Uncovering Oncogenic Mechanisms in T-ALL Through Multi-Omics and Advanced Genomic Profiling
Relapsed T-lineage acute lymphoblastic leukemia (T-ALL) is a challenging and life-threatening condition in children, with poor survival rates after relapse. To prevent these relapses, it’s crucial to identify which patients are most at risk. In our recent study (soon to be published in Nature), we analyzed the DNA and RNA of 1,309 childhood T-ALL cases to uncover genetic changes that drive the disease and predict poor outcomes. Our study revealed that over 95% of the cases had key genetic drivers, with more than half occurring in non-coding regions of the genome—areas that don’t directly code for proteins but still play vital roles in regulating gene activity.
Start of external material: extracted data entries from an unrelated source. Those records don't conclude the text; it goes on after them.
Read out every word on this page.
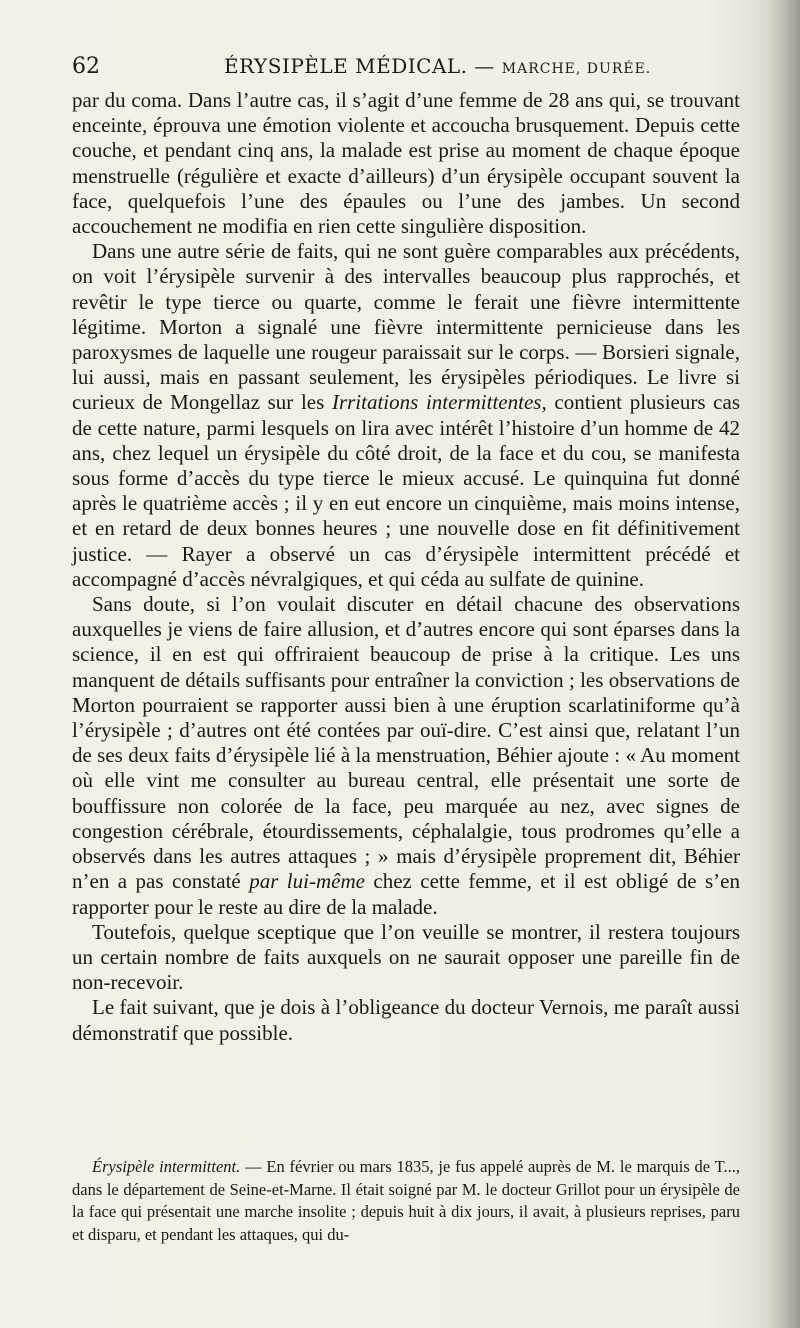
62	ÉRYSIPÈLE MÉDICAL. — MARCHE, DURÉE.

par du coma. Dans l’autre cas, il s’agit d’une femme de 28 ans qui, se trouvant enceinte, éprouva une émotion violente et accoucha brusquement. Depuis cette couche, et pendant cinq ans, la malade est prise au moment de chaque époque menstruelle (régulière et exacte d’ailleurs) d’un érysipèle occupant souvent la face, quelquefois l’une des épaules ou l’une des jambes. Un second accouchement ne modifia en rien cette singulière disposition.

Dans une autre série de faits, qui ne sont guère comparables aux précédents, on voit l’érysipèle survenir à des intervalles beaucoup plus rapprochés, et revêtir le type tierce ou quarte, comme le ferait une fièvre intermittente légitime. Morton a signalé une fièvre intermittente pernicieuse dans les paroxysmes de laquelle une rougeur paraissait sur le corps. — Borsieri signale, lui aussi, mais en passant seulement, les érysipèles périodiques. Le livre si curieux de Mongellaz sur les Irritations intermittentes, contient plusieurs cas de cette nature, parmi lesquels on lira avec intérêt l’histoire d’un homme de 42 ans, chez lequel un érysipèle du côté droit, de la face et du cou, se manifesta sous forme d’accès du type tierce le mieux accusé. Le quinquina fut donné après le quatrième accès ; il y en eut encore un cinquième, mais moins intense, et en retard de deux bonnes heures ; une nouvelle dose en fit définitivement justice. — Rayer a observé un cas d’érysipèle intermittent précédé et accompagné d’accès névralgiques, et qui céda au sulfate de quinine.

Sans doute, si l’on voulait discuter en détail chacune des observations auxquelles je viens de faire allusion, et d’autres encore qui sont éparses dans la science, il en est qui offriraient beaucoup de prise à la critique. Les uns manquent de détails suffisants pour entraîner la conviction ; les observations de Morton pourraient se rapporter aussi bien à une éruption scarlatiniforme qu’à l’érysipèle ; d’autres ont été contées par ouï-dire. C’est ainsi que, relatant l’un de ses deux faits d’érysipèle lié à la menstruation, Béhier ajoute : « Au moment où elle vint me consulter au bureau central, elle présentait une sorte de bouffissure non colorée de la face, peu marquée au nez, avec signes de congestion cérébrale, étourdissements, céphalalgie, tous prodromes qu’elle a observés dans les autres attaques ; » mais d’érysipèle proprement dit, Béhier n’en a pas constaté par lui-même chez cette femme, et il est obligé de s’en rapporter pour le reste au dire de la malade.

Toutefois, quelque sceptique que l’on veuille se montrer, il restera toujours un certain nombre de faits auxquels on ne saurait opposer une pareille fin de non-recevoir.

Le fait suivant, que je dois à l’obligeance du docteur Vernois, me paraît aussi démonstratif que possible.

Érysipèle intermittent. — En février ou mars 1835, je fus appelé auprès de M. le marquis de T..., dans le département de Seine-et-Marne. Il était soigné par M. le docteur Grillot pour un érysipèle de la face qui présentait une marche insolite ; depuis huit à dix jours, il avait, à plusieurs reprises, paru et disparu, et pendant les attaques, qui du-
We identified 15 distinct subtypes of T-ALL, each with its own set of genetic features, developmental stage, and treatment outcomes. We also showed that these subtypes and genetic changes can predict how patients respond to treatment and their likelihood of survival. However, there are still unanswered questions: 1) Around 10% of cases don’t show clear genetic drivers or involve complex changes that are difficult to detect; 2) The link between the cell type where the cancer starts, its genetic changes, and how it’s regulated remains unclear; 3) We lack accurate tools to predict outcomes based on genetic and epigenetic changes.
Project Goal:
The goal of my research is to uncover the genetic and epigenetic factors that drive high-risk types of T-ALL. By understanding these mechanisms, I aim to develop precise tools to classify patients based on their risk and guide them toward more effective, personalized treatments. Over the next three years, I plan to 1) Study the hidden, non-coding genetic changes that contribute to T-ALL; 2) Investigate how changes in the chromatin landscape influence the disease at diagnosis and relapse; 3) Build artificial intelligence (AI) models that can predict a patient’s risk of relapse and survival based on these findings. By understanding the genetic and epigenetic landscape of T-ALL, this research will help classify patients more accurately, predict outcomes, and guide better treatment strategies, ultimately improving care for children with this disease.